Confirm dates and titles of the referenced provisions
Determine whether you want those prior duties to continue
Ask for a list of all obligations that will survive
Ensure any unwanted existing clauses are expressly removed or modified
Verify that the survival language complies with applicable statutes
Party impact
| Party | What this party should check |
|---|---|
| Landlord | Ensure existing rent escalations are still enforceable |
| Tenant | Review whether prior maintenance fees remain payable |
| Borrower | Check that earlier financial covenants survive the amendment |
| Franchisee | Confirm ongoing marketing fee obligations |
Comparison
| Related term | Plain meaning | Main difference from existing |
|---|---|---|
| Survival clause | Keeps certain provisions alive after termination | Exists specifically to preserve obligations, whereas "existing" may refer to any prior duty |
| Continuation provision | Extends a term forward | Focuses on time extension, not on preserving prior rights |
| Merger clause | Declares the contract as the final agreement | Often negates "existing" provisions unless expressly saved |
Missing or vague
If the contract fails to define which prior rights are "existing," parties may dispute whether a duty continues. Ambiguity can lead to one side performing under an assumed obligation while the other claims it was waived. Courts will then interpret the intent, potentially voiding the disputed provision.
Such uncertainty increases litigation costs and may damage business relationships.
Document map
| Contract section | What to inspect |
|---|---|
| Definitions | Identify any reference to prior agreements |
| Term & Termination | Look for survival or existing language |
| Obligations | Check which duties are listed as continuing |
| Amendments | Verify how new terms interact with earlier provisions |
| Miscellaneous | Ensure any boilerplate does not unintentionally preserve unwanted rights |
Visual model
Landlord includes an existing maintenance clause in a renewal lease, and the tenant must continue paying for HVAC service.
Borrower signs a new loan amendment that references an existing covenant, so the covenant remains enforceable despite the new terms.
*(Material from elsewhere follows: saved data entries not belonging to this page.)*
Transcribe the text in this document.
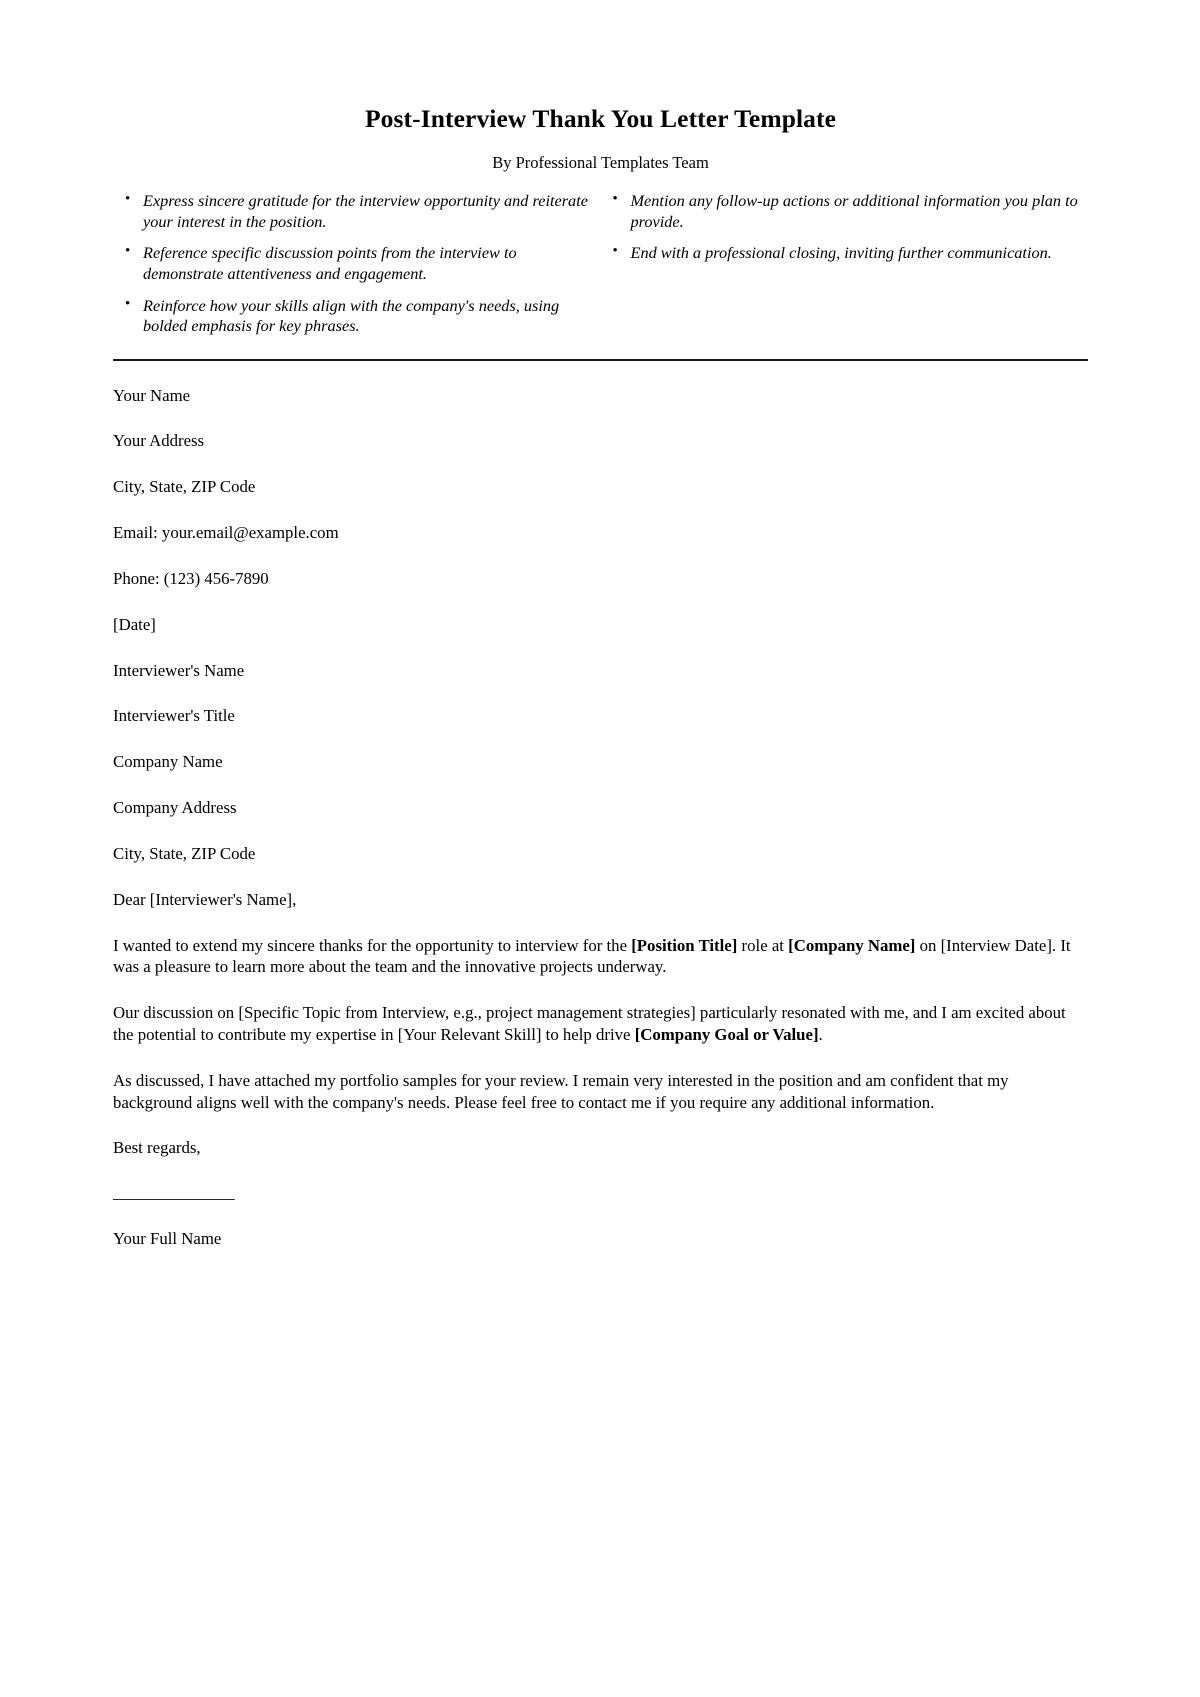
Post-Interview Thank You Letter Template
By Professional Templates Team
• Express sincere gratitude for the interview opportunity and reiterate your interest in the position.
• Reference specific discussion points from the interview to demonstrate attentiveness and engagement.
• Reinforce how your skills align with the company's needs, using bolded emphasis for key phrases.
• Mention any follow-up actions or additional information you plan to provide.
• End with a professional closing, inviting further communication.

Your Name

Your Address

City, State, ZIP Code

Email: your.email@example.com

Phone: (123) 456-7890

[Date]

Interviewer's Name

Interviewer's Title

Company Name

Company Address

City, State, ZIP Code

Dear [Interviewer's Name],

I wanted to extend my sincere thanks for the opportunity to interview for the [Position Title] role at [Company Name] on [Interview Date]. It was a pleasure to learn more about the team and the innovative projects underway.

Our discussion on [Specific Topic from Interview, e.g., project management strategies] particularly resonated with me, and I am excited about the potential to contribute my expertise in [Your Relevant Skill] to help drive [Company Goal or Value].

As discussed, I have attached my portfolio samples for your review. I remain very interested in the position and am confident that my background aligns well with the company's needs. Please feel free to contact me if you require any additional information.

Best regards,

_______________

Your Full Name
Franchisor adds an existing marketing fee provision to a franchise renewal, obligating the franchisee to pay the fee as before.
Document context
Clause type in contract law that governs the continuity of prior rights or duties.
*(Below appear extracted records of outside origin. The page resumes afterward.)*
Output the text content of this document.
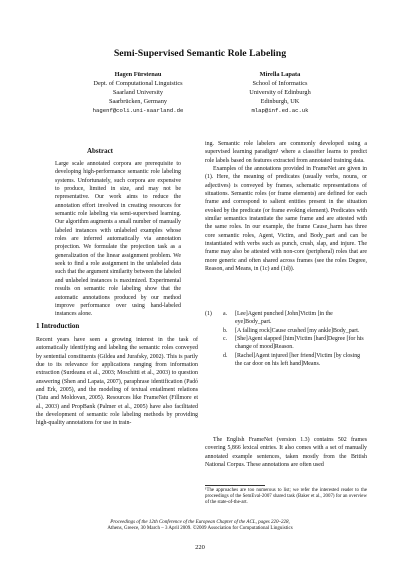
Semi-Supervised Semantic Role Labeling
Hagen Fürstenau
Dept. of Computational Linguistics
Saarland University
Saarbrücken, Germany
hagenf@coli.uni-saarland.de
Mirella Lapata
School of Informatics
University of Edinburgh
Edinburgh, UK
mlap@inf.ed.ac.uk
Abstract
Large scale annotated corpora are prerequisite to developing high-performance semantic role labeling systems. Unfortunately, such corpora are expensive to produce, limited in size, and may not be representative. Our work aims to reduce the annotation effort involved in creating resources for semantic role labeling via semi-supervised learning. Our algorithm augments a small number of manually labeled instances with unlabeled examples whose roles are inferred automatically via annotation projection. We formulate the projection task as a generalization of the linear assignment problem. We seek to find a role assignment in the unlabeled data such that the argument similarity between the labeled and unlabeled instances is maximized. Experimental results on semantic role labeling show that the automatic annotations produced by our method improve performance over using hand-labeled instances alone.
1 Introduction
Recent years have seen a growing interest in the task of automatically identifying and labeling the semantic roles conveyed by sentential constituents (Gildea and Jurafsky, 2002). This is partly due to its relevance for applications ranging from information extraction (Surdeanu et al., 2003; Moschitti et al., 2003) to question answering (Shen and Lapata, 2007), paraphrase identification (Padó and Erk, 2005), and the modeling of textual entailment relations (Tatu and Moldovan, 2005). Resources like FrameNet (Fillmore et al., 2003) and PropBank (Palmer et al., 2005) have also facilitated the development of semantic role labeling methods by providing high-quality annotations for use in train-

ing. Semantic role labelers are commonly developed using a supervised learning paradigm¹ where a classifier learns to predict role labels based on features extracted from annotated training data.

Examples of the annotations provided in FrameNet are given in (1). Here, the meaning of predicates (usually verbs, nouns, or adjectives) is conveyed by frames, schematic representations of situations. Semantic roles (or frame elements) are defined for each frame and correspond to salient entities present in the situation evoked by the predicate (or frame evoking element). Predicates with similar semantics instantiate the same frame and are attested with the same roles. In our example, the frame Cause_harm has three core semantic roles, Agent, Victim, and Body_part and can be instantiated with verbs such as punch, crush, slap, and injure. The frame may also be attested with non-core (peripheral) roles that are more generic and often shared across frames (see the roles Degree, Reason, and Means, in (1c) and (1d)).

(1)	a.	[Lee]Agent punched [John]Victim [in the eye]Body_part.
b.	[A falling rock]Cause crushed [my ankle]Body_part.
c.	[She]Agent slapped [him]Victim [hard]Degree [for his change of mood]Reason.
d.	[Rachel]Agent injured [her friend]Victim [by closing the car door on his left hand]Means.

The English FrameNet (version 1.3) contains 502 frames covering 5,866 lexical entries. It also comes with a set of manually annotated example sentences, taken mostly from the British National Corpus. These annotations are often used

¹The approaches are too numerous to list; we refer the interested reader to the proceedings of the SemEval-2007 shared task (Baker et al., 2007) for an overview of the state-of-the-art.
Proceedings of the 12th Conference of the European Chapter of the ACL, pages 220–228,
Athens, Greece, 30 March – 3 April 2009. ©2009 Association for Computational Linguistics
220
Ignoring an existing clause can waive the prior duty, leaving the breaching party vulnerable to a breach of contract claim.
When a new agreement is signed and contains language like “this agreement shall not affect any existing rights,” the existing provision becomes operative.
Standard in UCC § 2‑207 amendment clauses and in commercial lease agreements.
Landlord retains the right to enforce earlier rent escalations; Tenant risks being bound by those same escalations.
First, identify any prior agreements referenced in the new contract. Then, read the survival or existing language to determine which obligations persist. Finally, ensure the parties’ performance reflects those continuing duties within the contract’s term.
Wikipedia
"Actually existing capitalism" or "really existing capitalism" is an ironic term used by critics of certain economic systems considered capitalist or neoliberal. The term is used to claim that many economies purportedly practicing capitalism (an economic...
Open on Wikipedia →Knowledge graph
This layer links the term to nearby glossary entries, document use cases, and contract-risk guides so readers can move from definition to context without dead ends.
Source & disclosure
This page is an AI-assisted plain-English explanation based on LexPredict Legal Dictionary context and contract-review patterns. It is not legal advice. Meaning may vary by jurisdiction, industry, and exact clause wording.